Croire à la réalité, c’est croire aux infimes tensions de la matière (vivante, consciente) vers le renversement des rapports de domination, qui donneront, une décennie plus tard, les mouvements contestataires de mai 68. Son rôle est bien de mettre son lecteur dans la position du témoin, du spectateur d’un monde en déraillement, sur lequel il lui faut agir :

C’est plein d’écrans protecteurs
sur la terre
de projecteurs
de visages écrasés sur les vitres
C’est plein de splendides filles
sur la terre
de seins qui pâlissent dans le soleil
de caravelles
de sources
de mains à la dérive
sur la terre
qui n’ose plus tourner

qui tourne mal

(« Les Bonnes raisons »)

L’écriture conserve, à certains endroits, des traces d’une époque pré-féministe, comme ici la mention des « splendides femmes », un traitement qui n’a su échapper à son auteur. Neveu pratique, avec réussite formelle, une poésie d’amour telle qu’ont pu la pratiquer Aragon ou Éluard, un mélange de surréalisme, d’érotisme et d’engagement. Plus qu’un objet de contemplation, la femme sert de tuteur à l’engagement poétique, ce qui n’en fait pas pour autant (dans la poésie de Neveu) un sujet agissant. Sans se méprendre sur ce manque (et sans le justifier), il est à noter que Neveu réussit particulièrement ce glissement entre la passion amoureuse et l’engagement : « Vers moi / ces pierres d’eau vivante / au cuir des frondes / ces pierres qui sont aussi tes yeux / quand je marche / et quand je dors » (« Prise d’ombre »). Le couple nouveau, celui qui s’engage (ou l’un des deux partis s’engage), prépare pour les générations à venir une refonte amoureuse, autant que politique : « Cachés parmi les vieux cailloux / Nous préparerons un bouquet / À l’usage de ceux qui s’aiment » (« Terrain vague »).

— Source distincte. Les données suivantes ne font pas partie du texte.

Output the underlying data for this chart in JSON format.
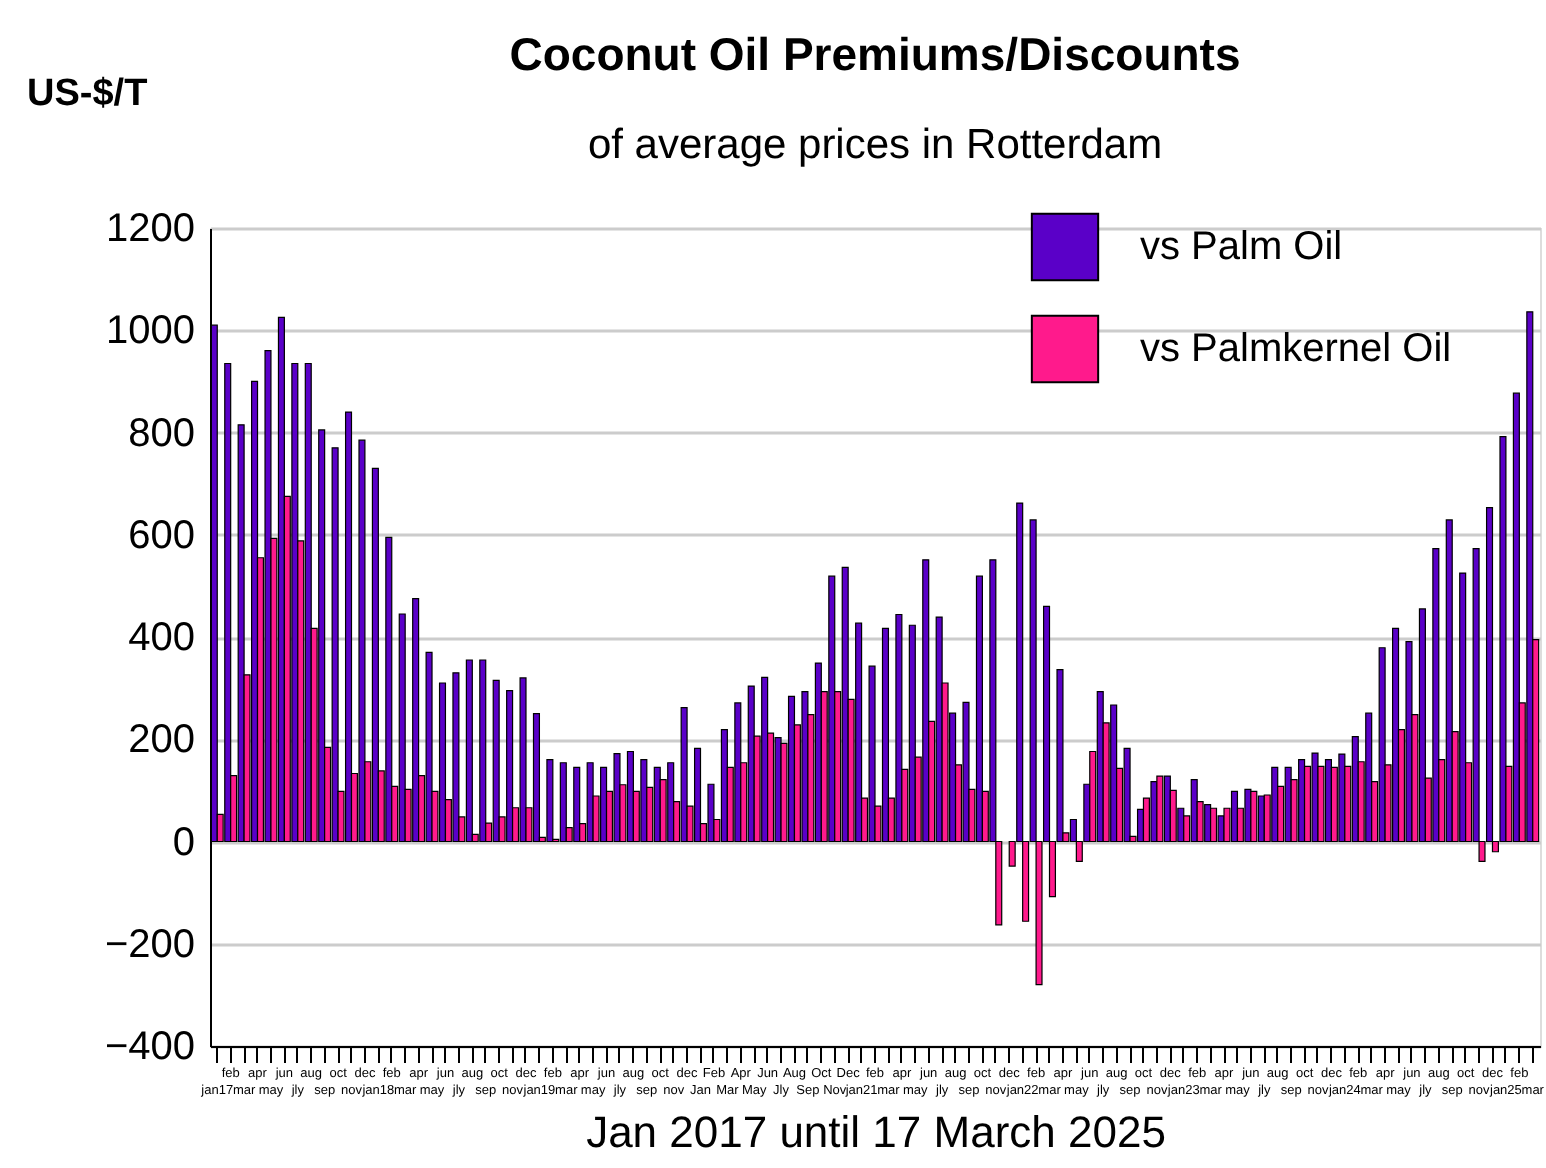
{
  "chart_data": {
    "type": "bar",
    "title": "Coconut Oil Premiums/Discounts",
    "subtitle": "of average prices in Rotterdam",
    "xlabel": "Jan 2017 until 17 March 2025",
    "ylabel": "US-$/T",
    "categories": [
      "jan17",
      "feb",
      "mar",
      "apr",
      "may",
      "jun",
      "jly",
      "aug",
      "sep",
      "oct",
      "nov",
      "dec",
      "jan18",
      "feb",
      "mar",
      "apr",
      "may",
      "jun",
      "jly",
      "aug",
      "sep",
      "oct",
      "nov",
      "dec",
      "jan19",
      "feb",
      "mar",
      "apr",
      "may",
      "jun",
      "jly",
      "aug",
      "sep",
      "oct",
      "nov",
      "dec",
      "Jan",
      "Feb",
      "Mar",
      "Apr",
      "May",
      "Jun",
      "Jly",
      "Aug",
      "Sep",
      "Oct",
      "Nov",
      "Dec",
      "jan21",
      "feb",
      "mar",
      "apr",
      "may",
      "jun",
      "jly",
      "aug",
      "sep",
      "oct",
      "nov",
      "dec",
      "jan22",
      "feb",
      "mar",
      "apr",
      "may",
      "jun",
      "jly",
      "aug",
      "sep",
      "oct",
      "nov",
      "dec",
      "jan23",
      "feb",
      "mar",
      "apr",
      "may",
      "jun",
      "jly",
      "aug",
      "sep",
      "oct",
      "nov",
      "dec",
      "jan24",
      "feb",
      "mar",
      "apr",
      "may",
      "jun",
      "jly",
      "aug",
      "sep",
      "oct",
      "nov",
      "dec",
      "jan25",
      "feb",
      "mar"
    ],
    "series": [
      {
        "name": "vs Palm Oil",
        "color": "#5a00c8",
        "values": [
          1010,
          935,
          815,
          900,
          960,
          1025,
          935,
          935,
          805,
          770,
          840,
          785,
          730,
          595,
          445,
          475,
          370,
          310,
          330,
          355,
          355,
          315,
          295,
          320,
          250,
          160,
          154,
          145,
          154,
          145,
          172,
          176,
          160,
          145,
          154,
          262,
          182,
          112,
          219,
          271,
          304,
          321,
          203,
          284,
          293,
          349,
          519,
          536,
          427,
          343,
          417,
          444,
          423,
          551,
          439,
          251,
          272,
          519,
          551,
          null,
          662,
          629,
          460,
          336,
          43,
          112,
          293,
          267,
          182,
          63,
          117,
          128,
          65,
          121,
          72,
          50,
          98,
          102,
          89,
          145,
          145,
          160,
          173,
          160,
          171,
          205,
          251,
          379,
          417,
          391,
          455,
          573,
          629,
          525,
          573,
          653,
          792,
          877,
          1036
        ]
      },
      {
        "name": "vs Palmkernel Oil",
        "color": "#ff1a8c",
        "values": [
          53,
          129,
          326,
          555,
          593,
          675,
          588,
          417,
          184,
          98,
          133,
          156,
          138,
          108,
          102,
          129,
          98,
          82,
          48,
          14,
          36,
          48,
          66,
          66,
          8,
          4,
          27,
          35,
          89,
          98,
          111,
          98,
          106,
          121,
          78,
          69,
          35,
          43,
          145,
          154,
          206,
          212,
          192,
          228,
          248,
          293,
          293,
          278,
          85,
          69,
          85,
          141,
          165,
          235,
          310,
          150,
          102,
          98,
          -163,
          -48,
          -156,
          -280,
          -108,
          17,
          -39,
          176,
          232,
          143,
          10,
          85,
          128,
          100,
          50,
          78,
          65,
          65,
          65,
          98,
          91,
          108,
          121,
          147,
          147,
          145,
          147,
          156,
          117,
          150,
          219,
          248,
          124,
          160,
          215,
          154,
          -39,
          -20,
          147,
          271,
          395
        ]
      }
    ],
    "ylim": [
      -400,
      1200
    ],
    "yticks": [
      -400,
      -200,
      0,
      200,
      400,
      600,
      800,
      1000,
      1200
    ],
    "grid": "y",
    "legend": "top right"
  }
}
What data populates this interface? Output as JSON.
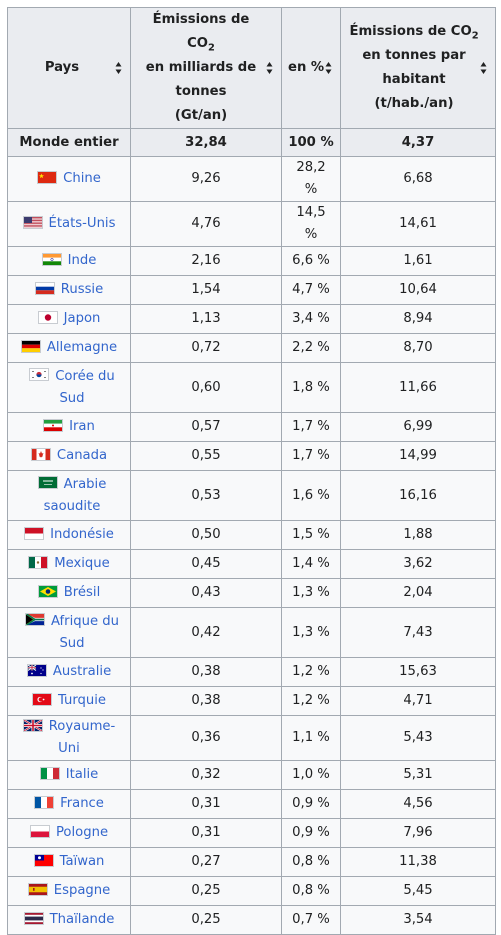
{
  "table": {
    "headers": {
      "pays": "Pays",
      "emissions_line1": "Émissions de",
      "emissions_co": "CO",
      "emissions_sub": "2",
      "emissions_line2": "en milliards de tonnes",
      "emissions_line3": "(Gt/an)",
      "percent": "en %",
      "hab_line1": "Émissions de CO",
      "hab_sub": "2",
      "hab_line2": "en tonnes par habitant",
      "hab_line3": "(t/hab./an)"
    },
    "world": {
      "label": "Monde entier",
      "emissions": "32,84",
      "percent": "100 %",
      "per_capita": "4,37"
    },
    "rows": [
      {
        "country": "Chine",
        "emissions": "9,26",
        "percent": "28,2 %",
        "per_capita": "6,68",
        "flag": "china-flag-icon"
      },
      {
        "country": "États-Unis",
        "emissions": "4,76",
        "percent": "14,5 %",
        "per_capita": "14,61",
        "flag": "usa-flag-icon"
      },
      {
        "country": "Inde",
        "emissions": "2,16",
        "percent": "6,6 %",
        "per_capita": "1,61",
        "flag": "india-flag-icon"
      },
      {
        "country": "Russie",
        "emissions": "1,54",
        "percent": "4,7 %",
        "per_capita": "10,64",
        "flag": "russia-flag-icon"
      },
      {
        "country": "Japon",
        "emissions": "1,13",
        "percent": "3,4 %",
        "per_capita": "8,94",
        "flag": "japan-flag-icon"
      },
      {
        "country": "Allemagne",
        "emissions": "0,72",
        "percent": "2,2 %",
        "per_capita": "8,70",
        "flag": "germany-flag-icon"
      },
      {
        "country": "Corée du Sud",
        "emissions": "0,60",
        "percent": "1,8 %",
        "per_capita": "11,66",
        "flag": "south-korea-flag-icon"
      },
      {
        "country": "Iran",
        "emissions": "0,57",
        "percent": "1,7 %",
        "per_capita": "6,99",
        "flag": "iran-flag-icon"
      },
      {
        "country": "Canada",
        "emissions": "0,55",
        "percent": "1,7 %",
        "per_capita": "14,99",
        "flag": "canada-flag-icon"
      },
      {
        "country": "Arabie saoudite",
        "emissions": "0,53",
        "percent": "1,6 %",
        "per_capita": "16,16",
        "flag": "saudi-arabia-flag-icon"
      },
      {
        "country": "Indonésie",
        "emissions": "0,50",
        "percent": "1,5 %",
        "per_capita": "1,88",
        "flag": "indonesia-flag-icon"
      },
      {
        "country": "Mexique",
        "emissions": "0,45",
        "percent": "1,4 %",
        "per_capita": "3,62",
        "flag": "mexico-flag-icon"
      },
      {
        "country": "Brésil",
        "emissions": "0,43",
        "percent": "1,3 %",
        "per_capita": "2,04",
        "flag": "brazil-flag-icon"
      },
      {
        "country": "Afrique du Sud",
        "emissions": "0,42",
        "percent": "1,3 %",
        "per_capita": "7,43",
        "flag": "south-africa-flag-icon"
      },
      {
        "country": "Australie",
        "emissions": "0,38",
        "percent": "1,2 %",
        "per_capita": "15,63",
        "flag": "australia-flag-icon"
      },
      {
        "country": "Turquie",
        "emissions": "0,38",
        "percent": "1,2 %",
        "per_capita": "4,71",
        "flag": "turkey-flag-icon"
      },
      {
        "country": "Royaume-Uni",
        "emissions": "0,36",
        "percent": "1,1 %",
        "per_capita": "5,43",
        "flag": "uk-flag-icon"
      },
      {
        "country": "Italie",
        "emissions": "0,32",
        "percent": "1,0 %",
        "per_capita": "5,31",
        "flag": "italy-flag-icon"
      },
      {
        "country": "France",
        "emissions": "0,31",
        "percent": "0,9 %",
        "per_capita": "4,56",
        "flag": "france-flag-icon"
      },
      {
        "country": "Pologne",
        "emissions": "0,31",
        "percent": "0,9 %",
        "per_capita": "7,96",
        "flag": "poland-flag-icon"
      },
      {
        "country": "Taïwan",
        "emissions": "0,27",
        "percent": "0,8 %",
        "per_capita": "11,38",
        "flag": "taiwan-flag-icon"
      },
      {
        "country": "Espagne",
        "emissions": "0,25",
        "percent": "0,8 %",
        "per_capita": "5,45",
        "flag": "spain-flag-icon"
      },
      {
        "country": "Thaïlande",
        "emissions": "0,25",
        "percent": "0,7 %",
        "per_capita": "3,54",
        "flag": "thailand-flag-icon"
      }
    ],
    "colors": {
      "link": "#3366cc",
      "header_bg": "#eaecf0",
      "cell_bg": "#f8f9fa",
      "border": "#a2a9b1"
    }
  }
}
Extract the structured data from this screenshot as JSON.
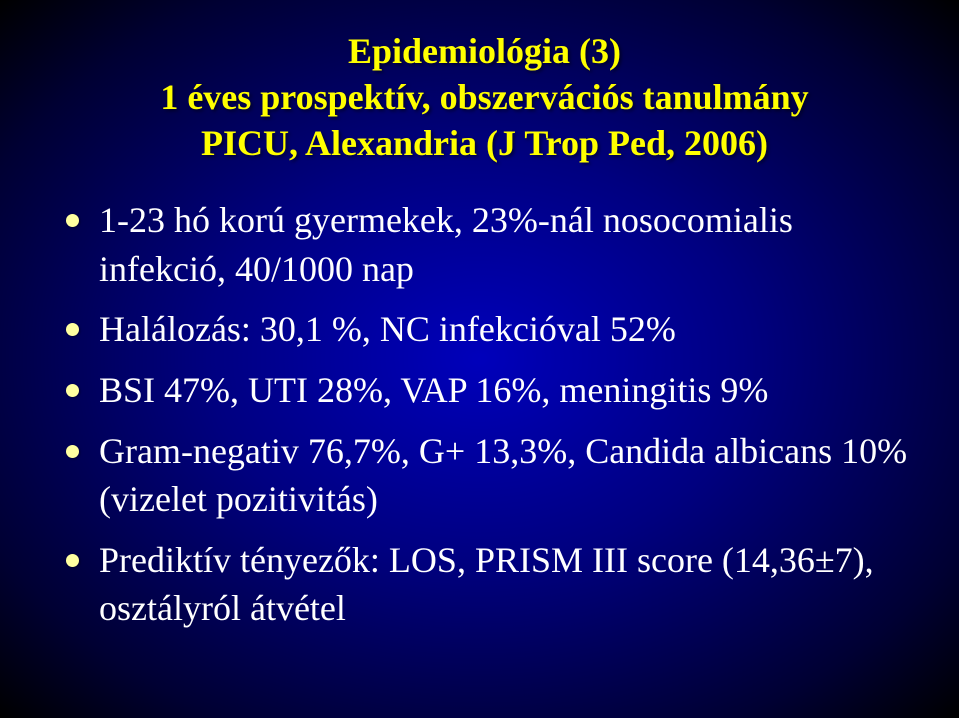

Écrivant hors de ses heures de travail (des emplois dans les RTT), probablement le soir, ou la nuit, Neveu paraît signifier par ce titre, Fournaise Obscure, tout ce que l’écriture poétique réveille en lui dans l’obscurité. La « fournaise » matérialise la colère et l’engagement ; partant d’une page blanche, comme de ses nuits blanches, il peuple son univers mental avec ses images, ses personnages, ses luttes. Les formes rêvées, surréalistes, loin de reprendre uniquement la formule antérieure, viennent suppléer cet état de composition tardive : le feu remplit la rêverie et, réveillant par là son auteur, réveille avec lui (par lui) tous ceux qui entrent :

Mes cadres sans tableaux
je n’ose vous saluer
Mais il suffit d’un nom
prononcé à voix basse
pour vous peupler soudain
et je brûle avec vous

(« Absence »)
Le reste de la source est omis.